1 de setembro de 2021Tempo de leitura: 5 minutos
“Eu vos digo: no dia do juízo os homens prestarão contas de toda palavra vã que tiverem proferido. É por tuas palavras que serás justificado ou condenado”. (Mt 12,36-37).
Há um terrível hábito que se aprova sorrateiramente entre os cristãos que é o da fofoca socialmente aceita ou aparentemente inofensiva. É o costume revestido de uma capa de virtude, de ficar bisbilhotando e comentar a alguém os defeitos, os erros, os segredos, os acontecimentos da vida de outra pessoa.
Na maior parte das vezes muitas dessas informações vêm da desordem do gosto e da avidez em querer saber da vida do outro e de querer se sentir melhor falando algo complicado do próximo. E tudo isso une-se ao impulso da verborragia e da tagarelice.

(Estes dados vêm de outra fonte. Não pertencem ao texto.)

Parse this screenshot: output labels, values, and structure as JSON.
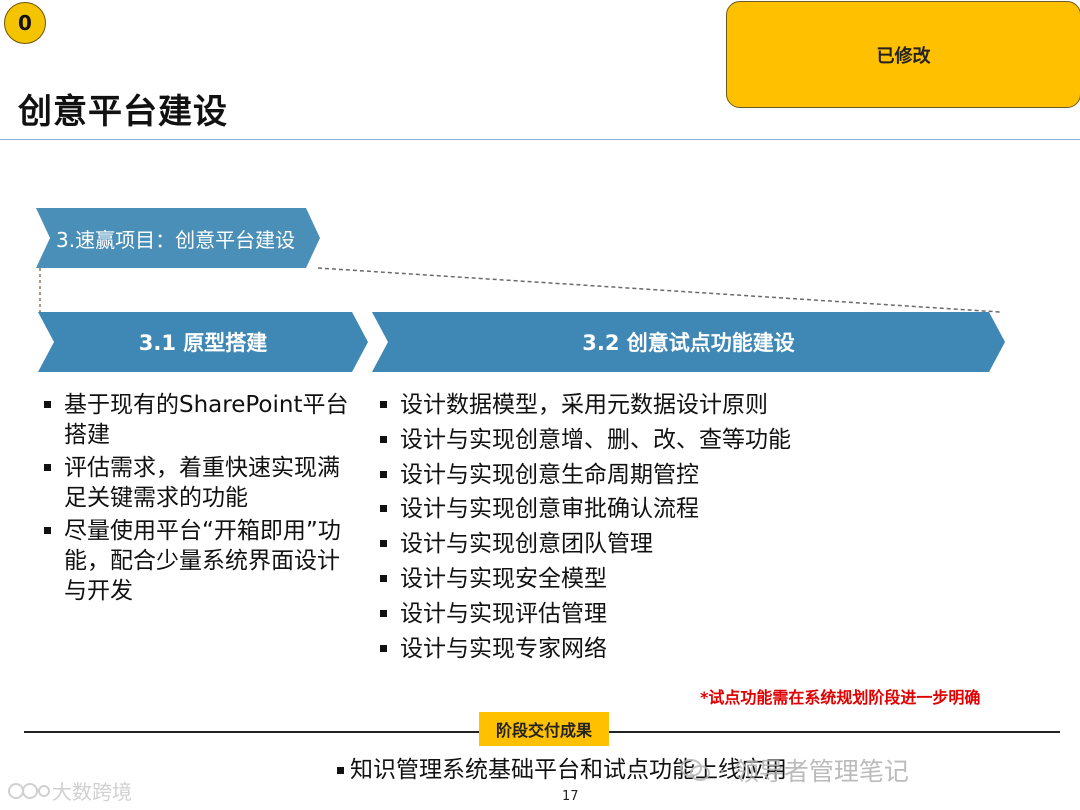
{
  "badge": "0",
  "status_box": "已修改",
  "page_title": "创意平台建设",
  "quick_win": "3.速赢项目：创意平台建设",
  "phases": [
    {
      "title": "3.1 原型搭建",
      "items": [
        "基于现有的SharePoint平台搭建",
        "评估需求，着重快速实现满足关键需求的功能",
        "尽量使用平台“开箱即用”功能，配合少量系统界面设计与开发"
      ]
    },
    {
      "title": "3.2 创意试点功能建设",
      "items": [
        "设计数据模型，采用元数据设计原则",
        "设计与实现创意增、删、改、查等功能",
        "设计与实现创意生命周期管控",
        "设计与实现创意审批确认流程",
        "设计与实现创意团队管理",
        "设计与实现安全模型",
        "设计与实现评估管理",
        "设计与实现专家网络"
      ]
    }
  ],
  "footnote": "*试点功能需在系统规划阶段进一步明确",
  "deliverable": {
    "label": "阶段交付成果",
    "text": "知识管理系统基础平台和试点功能上线应用"
  },
  "watermarks": {
    "right": "· 领导者管理笔记",
    "left": "大数跨境"
  },
  "page_number": "17",
  "colors": {
    "accent_blue": "#3f87b5",
    "highlight_yellow": "#ffc000",
    "warning_red": "#e00000"
  }
}
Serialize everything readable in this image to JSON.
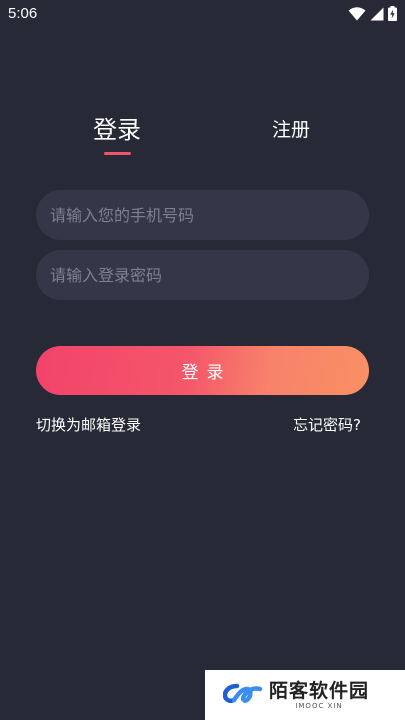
{
  "status_bar": {
    "time": "5:06"
  },
  "tabs": {
    "login": "登录",
    "register": "注册",
    "active": "login",
    "indicator_color": "#f4526a"
  },
  "form": {
    "phone_placeholder": "请输入您的手机号码",
    "password_placeholder": "请输入登录密码",
    "submit_label": "登录"
  },
  "links": {
    "switch_email": "切换为邮箱登录",
    "forgot_password": "忘记密码?"
  },
  "watermark": {
    "name": "陌客软件园",
    "sub": "IMOOC XIN"
  },
  "colors": {
    "background": "#272a36",
    "field_background": "#343747",
    "button_gradient_start": "#f2436a",
    "button_gradient_end": "#f99064"
  },
  "icons": {
    "wifi": "wifi-icon",
    "signal": "signal-icon",
    "battery": "battery-charging-icon"
  }
}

Infelizmente muitas vezes esses comentários estão repletos de meias verdades. A pessoa ouve só um lado da história e já sai tirando a conclusão errada e contando a outra pessoa. Costuma-se aumentar a informação, exagera-se e em questão de pouquíssimo tempo pessoas inocentes acabam vítimas da irresponsabilidade de outras.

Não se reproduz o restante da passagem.